I Balcani sono soggetti a evidenti tensioni nel biennio 1912-1913, tra cui le ripercussioni
della guerra italo turca. Per conquistare la Libia, l’Italia di Giolitti dichiara guerra all’impero
ottomano. L’Inghilterra, dando il suo benestare all’operazione italiana e non intervenendo,
aveva abbandonato una linea politica che garantiva l’integrità dell’impero ottomano. Non
era più una priorità a causa dell’apertura del canale di Suez e il controllo dell’Egitto, che
garantivano una sicurezza delle vie verso l’India. Scoppiano così due guerre balcaniche: nel
1912 la lega balcanica di Serbia, Bulgaria, Montenegro e Grecia combattono contro
l’impero ottomano per espellerlo definitivamente dalla penisola balcanica; nel 1913 i
vincitori della prima guerra balcanica non giungono a un accordo e Serbia, Grecia e
Romania si scontrano con la Bulgaria. Successivamente si assiste a una riconfigurazione
degli equilibri balcanici, si consolida ulteriormente l’asse russo-serbo, l’impero ottomano
viene espulso, gli austriaci risultano isolati.

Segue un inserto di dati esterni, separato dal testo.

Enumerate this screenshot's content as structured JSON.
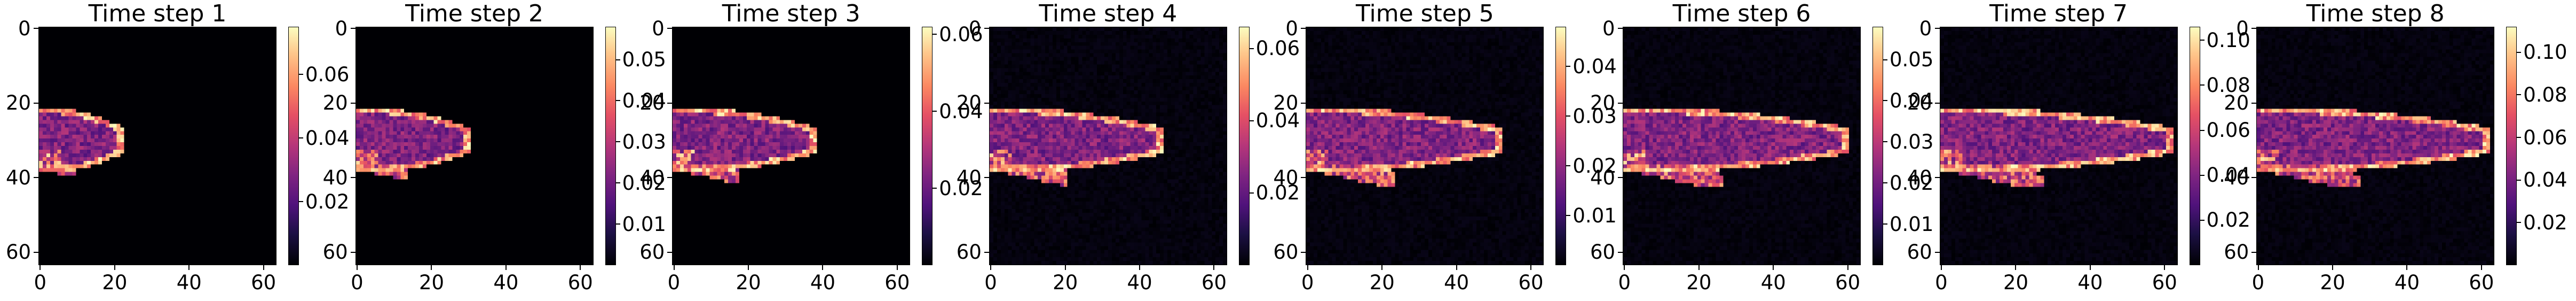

Il nazionalismo sarà un’altra concausa dello scoppio della prima guerra mondiale.
L’ATTENTATO DI SARAJEVO
Il 28 giugno del 1914 a Sarajevo un militante nazionalista serbo aderente alla società segreta
“La mano nera” uccide in un attentato l’arciduca Francesco Ferdinando, erede al trono
dell’Impero austro-ungarico, e sua moglie Sofia. Il governo serbo era contrario alla guerra,
ma dentro la Serbia vi erano circoli militari e nazionalisti incontrollabili. L’Austria era pronta
a dichiarare guerra con l’appoggio della Germania, con la convinzione che la Francia e
l’Inghilterra sarebbero rimaste fuori e che gli scenari possibili erano quelli di una guerra o
solo con la Serbia o con la Serbia e la Russia. La strategia tedesca era basata su valutazioni
errate. Il 23 luglio l’Austria fu spinta dalla Germania a consegnare l’ultimatum alla Serbia,
pretendendo la partecipazione di funzionari austriaci alle indagini sull’attentato, una
richiesta che fu giudicata dai serbi lesiva della loro sovranità nazionale. La Gran Bretagna
propone una conferenza internazionale a Berlino, ritenendo che l’Austria sia un cliente della
Germania, la quale non era del tutto contraria. L’Austria invece rifiuta la proposta
sentendosi umiliata dal fatto di non essere stata direttamente interpellata. Così il 28 luglio
l’Austria dichiara guerra alla Serbia, il governo russo dichiara la mobilitazione parziale e
l’Inghilterra dichiara la sua non neutralità. Berlino tenta di convincere Vienna a stipulare un
accordo con la Russia, ma il 30 luglio Nicola II dichiara la mobilitazione generale. La
Germania lancia un ultimatum sia alla Russia, intimando al governo di sospendere la
mobilitazione generale, sia alla Francia, intimandole di restare neutrale in caso di guerra con
la Russia. Fu la Germania a iniziare le operazioni belliche, attuando il “piano Schlieffen”,
elaborato sin dal 1905 dall’allora capo di stato maggiore del Reich. Tale piano prevedeva il
fatto che nel giro di 40 giorni bisognava eliminare la minaccia francese per potersi poi
rivolgere al fronte orientale contro la Russia, che avrebbe impiegato 40 giorni per mobilitare
il suo esercito. Il 1 agosto la Germania dichiara guerra alla Russia, il 3 agosto viola la
neutralità del Belgio invadendolo e contemporaneamente dichiara guerra alla Francia. Il 4
agosto il Regno Unito dichiara guerra alla Germania, giungendo a una guerra generale. Si
assiste così ad una crisi in assenza di una lucida consapevolezza degli scenari possibili. Errori
di valutazione e opacità nelle comunicazioni tra le potenze contribuiscono alla scelta di una
strategia del rischio, che innesca un meccanismo che va ben oltre gli scenari raffigurati e
conduce a una guerra generale probabile ma non inevitabile.